Six Characteristics of a toxic person

  1. A person who belittles you or lies to you.
  2. A person who does not follow through with commitments.
  3. A person who is physically abusive (that’s the easiest one to recognize).
  4. A person who acts nice to you to your face and then gossips about you behind your back.
  5. A person who blames everything on you until you begin to believe it.
  6. A person who focuses only on negativity and victimhood.

It might be easy to simply avoid the toxic person if you are not in a relationship of any sort. Put up your mental barrier and move on or away from the person. It’s not so simple if you find yourself in a relationship with a toxic person.

Learn to set boundaries. You are not someone’s emotional punching bag. If you feel stuck, you may need help from a supportive person, whether a good friend or even professional help. When you realize that a person in your life is toxic and is harmful to your emotional wellbeing, you need to be the one to take the first step to protect yourself from their toxicity.

The healthiest way to live is to learn to recognize toxic people in the first place and learn to avoid them or do what you need to do to protect yourself from them.

Never believe you deserve to be treated poorly. Just like toxic substances harm the body, so do toxic people harm one’s emotional health or peace of mind. If you find yourself dealing with toxic people, make a change. Don’t wait until your self-esteem or mental peace is all but destroyed.


Social Wellness, what does it mean?

By Karen Best Wright

Published in Albemarle Tradewinds

AlbemarleTradewinds.com

Social Wellness is a critical aspect of holistic wellness. What does it mean? It does not mean a person must be an extrovert and have a ton of friends and be the life of the party. It does not mean a person needs to like everyone or be liked by everyone else. However, it does mean that a person is capable of engaging socially in an appropriate manner. It does mean a person can develop meaningful relationships.

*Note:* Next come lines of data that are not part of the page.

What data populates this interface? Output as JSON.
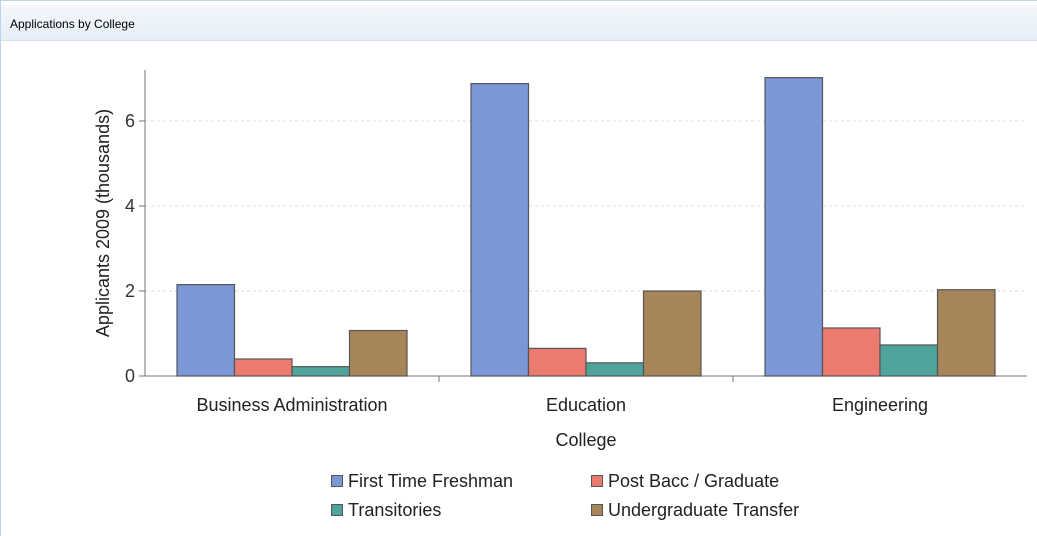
{
  "panel": {
    "title": "Applications by College"
  },
  "chart_data": {
    "type": "bar",
    "title": "",
    "xlabel": "College",
    "ylabel": "Applicants 2009 (thousands)",
    "categories": [
      "Business Administration",
      "Education",
      "Engineering"
    ],
    "ylim": [
      0,
      7.2
    ],
    "yticks": [
      0,
      2,
      4,
      6
    ],
    "grid": true,
    "legend_position": "bottom",
    "series": [
      {
        "name": "First Time Freshman",
        "color": "#7b97d6",
        "values": [
          2.15,
          6.88,
          7.02
        ]
      },
      {
        "name": "Post Bacc / Graduate",
        "color": "#eb7b6e",
        "values": [
          0.4,
          0.65,
          1.13
        ]
      },
      {
        "name": "Transitories",
        "color": "#4ea39b",
        "values": [
          0.22,
          0.31,
          0.73
        ]
      },
      {
        "name": "Undergraduate Transfer",
        "color": "#a68558",
        "values": [
          1.07,
          2.0,
          2.03
        ]
      }
    ]
  }
}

These past couple of years have been challenging for most people. Social Wellness typically includes being involved in healthy relationships, whether family, friendships, through a social network, or even in public. Human beings have an innate need to make connections with others. Social wellness determines the ease or difficulty in making these connections, which affects the quality of one's life.

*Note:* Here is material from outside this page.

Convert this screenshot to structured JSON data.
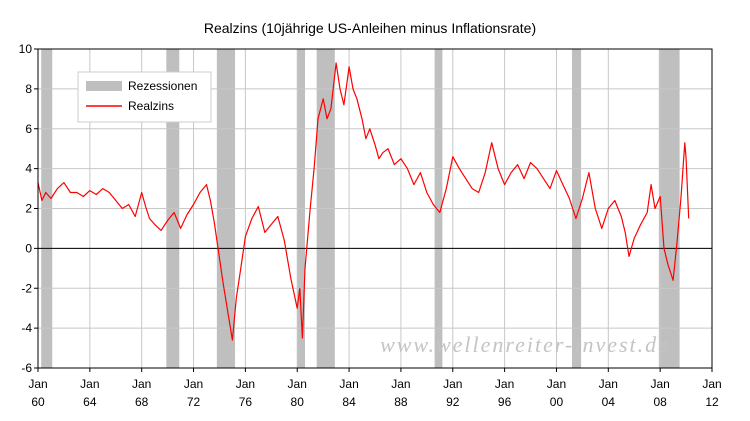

It is easy to understand the importance of physical and emotional wellness. It may be harder to comprehend how one's social interactions influence all areas of one's life. It's important when developing relationships that one defines which ones should become an intimate part of one’s life and which ones are best to be "friendly" encounters.

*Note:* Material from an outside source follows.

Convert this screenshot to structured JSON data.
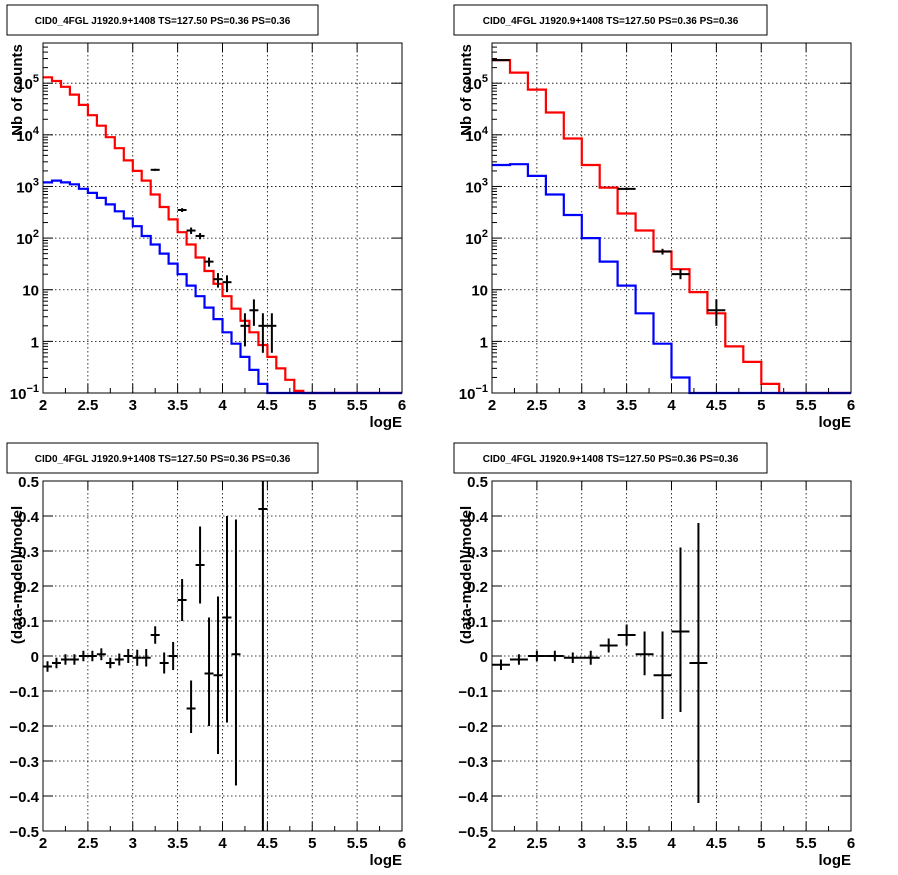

Some signs of social wellness are the ability to treat others with dignity, being able to respectfully communicate with others, and understanding your boundaries as well as the boundaries of others. There is confusion between respecting someone and being respectful. "Respect" and "respectful" may come from the same root word, but they do not have the same meaning. Respect is how we regard a person. Respectful is how we treat them.

Another sign of social wellness is developing assertiveness, which is neither passive nor aggressive. Learning conflict management and maintaining relationships that are meaningful and fulfilling are integral for social wellness.

As mentioned, the past couple of years have been challenging regarding social interactions. Individuals need to decide for themselves how best to meet these difficulties. Social wellness is all about relationships. How one interacts with family members, neighbors, community members, and even those outside of one's personal space creates social wellness.